Era Ling, en efecto. Llevaba puesto su traje

viejo de diario, y su manga derecha aún llevaba la

huella de un enganchón que no había tenido

tiempo de coser aquella mañana, antes de la llegada

de los soldados. Pero lucía alrededor del

cuello una extraña bufanda roja.

Wang-Fô le dijo dulcemente, mientras continuaba

pintando:

—Te creía muerto.

—Estando vos vivo —dijo respetuosamente

Ling—, ¿cómo podría yo morir?

Y ayudó al maestro a subir a la barca. El techo

de jade se reflejaba en el agua, de suerte que Ling

parecía navegar por el interior de una gruta. Las trenzas

de los cortesanos sumergidos ondulaban en la

superficie como serpientes, y la cabeza pálida del

Emperador flotaba como un loto.

—Mira, discípulo mío —dijo melancólicamente

Wang-Fô—. Esos desventurados van a perecer,

si no lo han hecho ya.

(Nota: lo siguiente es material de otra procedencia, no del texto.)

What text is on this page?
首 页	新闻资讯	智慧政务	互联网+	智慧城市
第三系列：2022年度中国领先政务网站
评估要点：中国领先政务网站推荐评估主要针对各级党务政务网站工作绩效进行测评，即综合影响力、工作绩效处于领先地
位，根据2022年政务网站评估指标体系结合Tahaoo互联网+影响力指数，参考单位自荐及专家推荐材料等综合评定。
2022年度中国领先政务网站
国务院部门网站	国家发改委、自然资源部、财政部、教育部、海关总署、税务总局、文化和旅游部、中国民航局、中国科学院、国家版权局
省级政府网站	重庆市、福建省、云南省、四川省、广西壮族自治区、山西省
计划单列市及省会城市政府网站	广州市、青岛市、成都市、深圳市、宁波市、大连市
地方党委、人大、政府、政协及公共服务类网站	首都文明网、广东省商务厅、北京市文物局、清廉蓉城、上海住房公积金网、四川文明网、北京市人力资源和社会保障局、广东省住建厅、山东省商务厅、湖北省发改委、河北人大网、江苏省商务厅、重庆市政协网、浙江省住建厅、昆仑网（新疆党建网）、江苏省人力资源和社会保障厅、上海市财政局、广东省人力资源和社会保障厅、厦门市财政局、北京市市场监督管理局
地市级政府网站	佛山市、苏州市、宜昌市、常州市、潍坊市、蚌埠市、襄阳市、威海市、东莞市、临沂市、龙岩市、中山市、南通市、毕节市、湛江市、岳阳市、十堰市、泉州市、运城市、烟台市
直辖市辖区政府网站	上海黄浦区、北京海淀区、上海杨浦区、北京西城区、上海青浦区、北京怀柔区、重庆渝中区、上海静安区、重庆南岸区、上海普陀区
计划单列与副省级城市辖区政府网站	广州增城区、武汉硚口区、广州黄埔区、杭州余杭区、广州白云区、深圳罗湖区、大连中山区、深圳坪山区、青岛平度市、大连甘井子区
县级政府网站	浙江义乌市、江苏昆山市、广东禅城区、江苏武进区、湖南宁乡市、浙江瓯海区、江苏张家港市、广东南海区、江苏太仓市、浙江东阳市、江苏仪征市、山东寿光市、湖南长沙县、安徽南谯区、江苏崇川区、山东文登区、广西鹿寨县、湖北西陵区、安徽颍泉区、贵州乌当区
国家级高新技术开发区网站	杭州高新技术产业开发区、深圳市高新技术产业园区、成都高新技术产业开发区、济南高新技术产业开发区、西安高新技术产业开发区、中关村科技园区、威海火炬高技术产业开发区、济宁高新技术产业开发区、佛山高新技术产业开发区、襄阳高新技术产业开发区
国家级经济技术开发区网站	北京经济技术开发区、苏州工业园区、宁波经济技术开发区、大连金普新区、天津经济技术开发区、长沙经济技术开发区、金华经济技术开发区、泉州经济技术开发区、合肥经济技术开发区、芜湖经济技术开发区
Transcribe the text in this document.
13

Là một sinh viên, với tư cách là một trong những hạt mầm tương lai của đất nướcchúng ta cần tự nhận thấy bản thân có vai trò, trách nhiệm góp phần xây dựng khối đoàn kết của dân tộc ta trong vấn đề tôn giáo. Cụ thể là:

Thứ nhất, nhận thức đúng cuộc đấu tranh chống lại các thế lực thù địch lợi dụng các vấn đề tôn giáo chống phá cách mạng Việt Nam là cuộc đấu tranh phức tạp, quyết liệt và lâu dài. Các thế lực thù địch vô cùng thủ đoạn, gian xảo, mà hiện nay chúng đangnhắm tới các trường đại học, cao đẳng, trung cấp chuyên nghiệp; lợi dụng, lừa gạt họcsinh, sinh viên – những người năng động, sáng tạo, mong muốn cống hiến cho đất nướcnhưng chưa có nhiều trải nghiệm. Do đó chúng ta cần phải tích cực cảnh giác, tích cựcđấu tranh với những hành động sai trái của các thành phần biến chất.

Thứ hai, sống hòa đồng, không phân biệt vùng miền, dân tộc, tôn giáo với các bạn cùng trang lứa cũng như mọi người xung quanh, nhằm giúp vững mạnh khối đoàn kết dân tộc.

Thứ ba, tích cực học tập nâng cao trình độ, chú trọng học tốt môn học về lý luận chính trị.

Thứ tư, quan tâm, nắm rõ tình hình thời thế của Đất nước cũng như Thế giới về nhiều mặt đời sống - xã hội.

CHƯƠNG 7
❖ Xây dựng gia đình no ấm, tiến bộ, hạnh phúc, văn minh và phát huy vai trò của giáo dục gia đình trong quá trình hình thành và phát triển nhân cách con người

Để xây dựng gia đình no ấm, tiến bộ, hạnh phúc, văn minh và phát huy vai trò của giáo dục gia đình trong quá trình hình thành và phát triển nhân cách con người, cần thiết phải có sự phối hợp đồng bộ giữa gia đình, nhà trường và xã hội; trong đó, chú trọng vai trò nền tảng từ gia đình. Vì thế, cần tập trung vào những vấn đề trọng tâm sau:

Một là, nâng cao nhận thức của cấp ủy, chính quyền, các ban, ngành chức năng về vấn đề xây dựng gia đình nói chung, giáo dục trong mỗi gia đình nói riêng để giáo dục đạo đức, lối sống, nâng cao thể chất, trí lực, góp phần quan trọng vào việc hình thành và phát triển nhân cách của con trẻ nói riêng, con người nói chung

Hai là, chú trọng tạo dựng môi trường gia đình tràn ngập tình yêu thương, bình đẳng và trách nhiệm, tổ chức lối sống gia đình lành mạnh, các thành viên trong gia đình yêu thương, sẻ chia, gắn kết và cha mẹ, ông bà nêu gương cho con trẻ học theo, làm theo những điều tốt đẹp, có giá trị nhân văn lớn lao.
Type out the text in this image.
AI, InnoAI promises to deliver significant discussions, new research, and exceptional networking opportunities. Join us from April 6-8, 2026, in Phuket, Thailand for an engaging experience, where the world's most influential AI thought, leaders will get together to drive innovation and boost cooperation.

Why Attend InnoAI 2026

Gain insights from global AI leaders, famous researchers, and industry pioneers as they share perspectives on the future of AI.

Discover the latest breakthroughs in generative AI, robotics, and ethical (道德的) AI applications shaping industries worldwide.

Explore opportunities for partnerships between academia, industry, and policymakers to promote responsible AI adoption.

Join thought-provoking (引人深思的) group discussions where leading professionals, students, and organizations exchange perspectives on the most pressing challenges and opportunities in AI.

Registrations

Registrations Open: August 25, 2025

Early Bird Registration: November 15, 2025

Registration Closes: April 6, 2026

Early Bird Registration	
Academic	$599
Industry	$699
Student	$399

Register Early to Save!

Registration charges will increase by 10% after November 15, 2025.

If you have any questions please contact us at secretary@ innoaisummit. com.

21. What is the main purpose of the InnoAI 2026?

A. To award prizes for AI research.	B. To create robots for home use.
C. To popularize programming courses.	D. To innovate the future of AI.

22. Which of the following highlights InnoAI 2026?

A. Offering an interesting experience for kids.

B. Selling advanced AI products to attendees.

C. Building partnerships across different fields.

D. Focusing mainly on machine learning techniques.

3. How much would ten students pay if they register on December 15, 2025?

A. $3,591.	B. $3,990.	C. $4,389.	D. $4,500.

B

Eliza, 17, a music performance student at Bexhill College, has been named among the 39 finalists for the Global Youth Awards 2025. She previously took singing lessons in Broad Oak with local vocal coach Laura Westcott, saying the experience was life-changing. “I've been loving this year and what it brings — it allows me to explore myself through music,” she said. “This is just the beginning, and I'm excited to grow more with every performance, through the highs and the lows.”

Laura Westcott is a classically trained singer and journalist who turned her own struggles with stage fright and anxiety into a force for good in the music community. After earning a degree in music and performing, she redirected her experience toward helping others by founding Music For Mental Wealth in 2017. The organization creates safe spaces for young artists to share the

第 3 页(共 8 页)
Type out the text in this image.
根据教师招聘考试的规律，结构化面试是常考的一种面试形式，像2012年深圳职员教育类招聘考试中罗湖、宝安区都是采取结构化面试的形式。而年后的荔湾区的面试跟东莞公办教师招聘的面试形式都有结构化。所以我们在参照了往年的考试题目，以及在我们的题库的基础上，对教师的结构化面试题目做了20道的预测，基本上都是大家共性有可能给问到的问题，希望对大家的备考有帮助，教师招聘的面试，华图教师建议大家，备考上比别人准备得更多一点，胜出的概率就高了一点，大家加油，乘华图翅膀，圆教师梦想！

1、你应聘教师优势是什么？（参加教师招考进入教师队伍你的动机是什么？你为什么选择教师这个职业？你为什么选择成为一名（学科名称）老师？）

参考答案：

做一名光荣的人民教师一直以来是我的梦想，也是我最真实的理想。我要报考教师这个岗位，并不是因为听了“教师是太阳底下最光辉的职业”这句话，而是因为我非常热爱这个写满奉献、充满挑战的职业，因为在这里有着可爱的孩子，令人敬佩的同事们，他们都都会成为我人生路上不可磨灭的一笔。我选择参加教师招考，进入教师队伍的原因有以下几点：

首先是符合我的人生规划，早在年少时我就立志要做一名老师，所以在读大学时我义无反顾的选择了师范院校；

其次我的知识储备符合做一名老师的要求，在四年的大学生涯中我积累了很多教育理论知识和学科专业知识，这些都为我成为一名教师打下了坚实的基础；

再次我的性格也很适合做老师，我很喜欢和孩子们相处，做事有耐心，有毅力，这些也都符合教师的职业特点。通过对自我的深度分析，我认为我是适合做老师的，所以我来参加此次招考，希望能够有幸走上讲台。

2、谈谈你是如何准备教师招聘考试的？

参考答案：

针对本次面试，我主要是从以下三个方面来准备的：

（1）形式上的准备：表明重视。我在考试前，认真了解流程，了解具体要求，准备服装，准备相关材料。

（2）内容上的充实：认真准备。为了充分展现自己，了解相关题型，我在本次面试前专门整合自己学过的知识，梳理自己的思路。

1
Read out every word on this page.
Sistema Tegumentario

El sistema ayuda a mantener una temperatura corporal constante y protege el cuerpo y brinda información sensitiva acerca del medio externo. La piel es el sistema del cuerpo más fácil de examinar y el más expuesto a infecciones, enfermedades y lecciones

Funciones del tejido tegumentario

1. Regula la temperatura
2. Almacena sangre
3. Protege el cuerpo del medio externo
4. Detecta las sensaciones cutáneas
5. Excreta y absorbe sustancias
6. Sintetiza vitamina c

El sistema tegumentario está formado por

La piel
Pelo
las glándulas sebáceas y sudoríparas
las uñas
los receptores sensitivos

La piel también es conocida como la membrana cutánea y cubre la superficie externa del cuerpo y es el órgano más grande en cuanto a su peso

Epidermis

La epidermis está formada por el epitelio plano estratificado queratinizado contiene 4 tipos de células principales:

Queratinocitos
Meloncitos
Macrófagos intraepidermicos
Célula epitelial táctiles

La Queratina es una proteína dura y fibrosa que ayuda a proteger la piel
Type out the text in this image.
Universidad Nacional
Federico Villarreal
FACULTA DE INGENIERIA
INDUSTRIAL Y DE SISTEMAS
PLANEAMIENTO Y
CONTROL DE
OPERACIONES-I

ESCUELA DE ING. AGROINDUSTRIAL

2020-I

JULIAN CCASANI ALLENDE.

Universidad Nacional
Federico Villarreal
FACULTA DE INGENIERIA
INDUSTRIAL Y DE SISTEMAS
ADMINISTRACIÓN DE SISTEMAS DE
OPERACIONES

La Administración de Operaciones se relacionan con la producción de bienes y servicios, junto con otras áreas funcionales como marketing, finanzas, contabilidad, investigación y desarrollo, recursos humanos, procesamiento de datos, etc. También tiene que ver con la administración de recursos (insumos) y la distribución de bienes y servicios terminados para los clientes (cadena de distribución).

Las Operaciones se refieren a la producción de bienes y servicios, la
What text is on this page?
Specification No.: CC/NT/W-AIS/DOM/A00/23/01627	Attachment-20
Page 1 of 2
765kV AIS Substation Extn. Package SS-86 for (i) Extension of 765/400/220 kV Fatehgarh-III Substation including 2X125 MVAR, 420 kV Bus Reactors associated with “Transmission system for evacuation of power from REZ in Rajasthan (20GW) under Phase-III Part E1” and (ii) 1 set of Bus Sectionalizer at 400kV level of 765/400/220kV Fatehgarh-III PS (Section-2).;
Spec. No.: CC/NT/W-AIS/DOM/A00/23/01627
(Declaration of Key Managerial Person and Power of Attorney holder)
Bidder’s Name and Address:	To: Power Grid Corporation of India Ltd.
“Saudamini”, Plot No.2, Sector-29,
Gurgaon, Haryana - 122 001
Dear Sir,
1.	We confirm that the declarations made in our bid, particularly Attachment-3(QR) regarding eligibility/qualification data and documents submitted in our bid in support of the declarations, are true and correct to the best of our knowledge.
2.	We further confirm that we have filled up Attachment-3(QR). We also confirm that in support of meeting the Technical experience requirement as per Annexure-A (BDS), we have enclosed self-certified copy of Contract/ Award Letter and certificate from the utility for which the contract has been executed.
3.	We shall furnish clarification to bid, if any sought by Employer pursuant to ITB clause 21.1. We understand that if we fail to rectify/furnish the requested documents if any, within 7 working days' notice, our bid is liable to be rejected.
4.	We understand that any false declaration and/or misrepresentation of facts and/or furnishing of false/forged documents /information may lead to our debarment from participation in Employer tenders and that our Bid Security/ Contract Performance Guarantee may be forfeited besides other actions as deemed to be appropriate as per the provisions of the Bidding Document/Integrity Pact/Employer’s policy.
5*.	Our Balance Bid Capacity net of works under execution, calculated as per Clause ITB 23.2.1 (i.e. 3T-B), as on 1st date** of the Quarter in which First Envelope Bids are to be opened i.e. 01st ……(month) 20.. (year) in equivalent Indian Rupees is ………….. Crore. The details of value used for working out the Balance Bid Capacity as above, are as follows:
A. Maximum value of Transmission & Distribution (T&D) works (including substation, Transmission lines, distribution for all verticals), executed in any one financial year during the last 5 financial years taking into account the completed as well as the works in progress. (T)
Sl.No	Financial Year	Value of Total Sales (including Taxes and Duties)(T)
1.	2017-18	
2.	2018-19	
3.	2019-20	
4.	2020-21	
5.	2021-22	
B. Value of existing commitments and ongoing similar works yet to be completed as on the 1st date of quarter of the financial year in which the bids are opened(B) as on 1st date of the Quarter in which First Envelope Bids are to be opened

Yo no sabía que había

bastante agua en el mar para ahogar a un Emperador.

¿Qué podemos hacer?

—No temas nada, Maestro —murmuró el

discípulo—. Pronto se hallarán a pie enjuto, y ni

siquiera recordarán haberse mojado las mangas.

Tan sólo el Emperador conservará en su corazón un

poco de amargor marino. Estas gentes no están

hechas para perderse por el interior de una pintura.

Y añadió:

—La mar está tranquila y el viento es favorable.

Los pájaros marinos están haciendo sus nidos.

Partamos, Maestro, al país de más allá de las olas.

—Partamos —dijo el viejo pintor.

Wang-Fô cogió el timón y Ling se inclinó

sobre los remos. La cadencia de los mismos llenó

de nuevo toda la estancia, firme y regular como el

latido de un corazón. El nivel del agua iba disminuyendo

insensiblemente en torno a las grandes

rocas verticales que volvían a ser columnas.

Muy pronto, tan sólo unos cuantos charcos brillaron

en las depresiones del pavimento de jade.

Los trajes de los cortesanos estaban secos, pero el

Emperador conservaba algunos copos de espuma

en la orla de su manto.

El rollo de seda pintado por Wang-Fô permanecía

sobre una mesita baja. Una barca ocupaba

todo el primer término. Se alejaba poco a poco,

dejando tras ella un delgado surco que volvía a cerrarse

sobre el mar inmóvil. Ya no se distinguía el

rostro de los dos hombres sentados en la barca,

pero aún podía verse la bufanda roja de Ling y la

barba de Wang-Fô, que flotaba al viento.

La pulsación de los remos fue debilitándose y

luego cesó, borrada por la distancia. El Emperador,

inclinado hacia delante, con la mano a modo de visera

delante de los ojos, contemplaba alejarse la barca

de Wang-Fô, que ya no era más que una mancha

imperceptible en la palidez del crepúsculo. Un vaho

de oro se elevó, desplegándose sobre el mar. Finalmente,

la barca viró en derredor a una roca que cerraba

la entrada a la alta mar; cayó sobre ella la sombra

del acantilado; borróse el surco de la desierta

superficie y el pintor Wang-Fô y su discípulo Ling

desaparecieron para siempre en aquel mar de jade

azul que Wang-Fô acababa de inventar.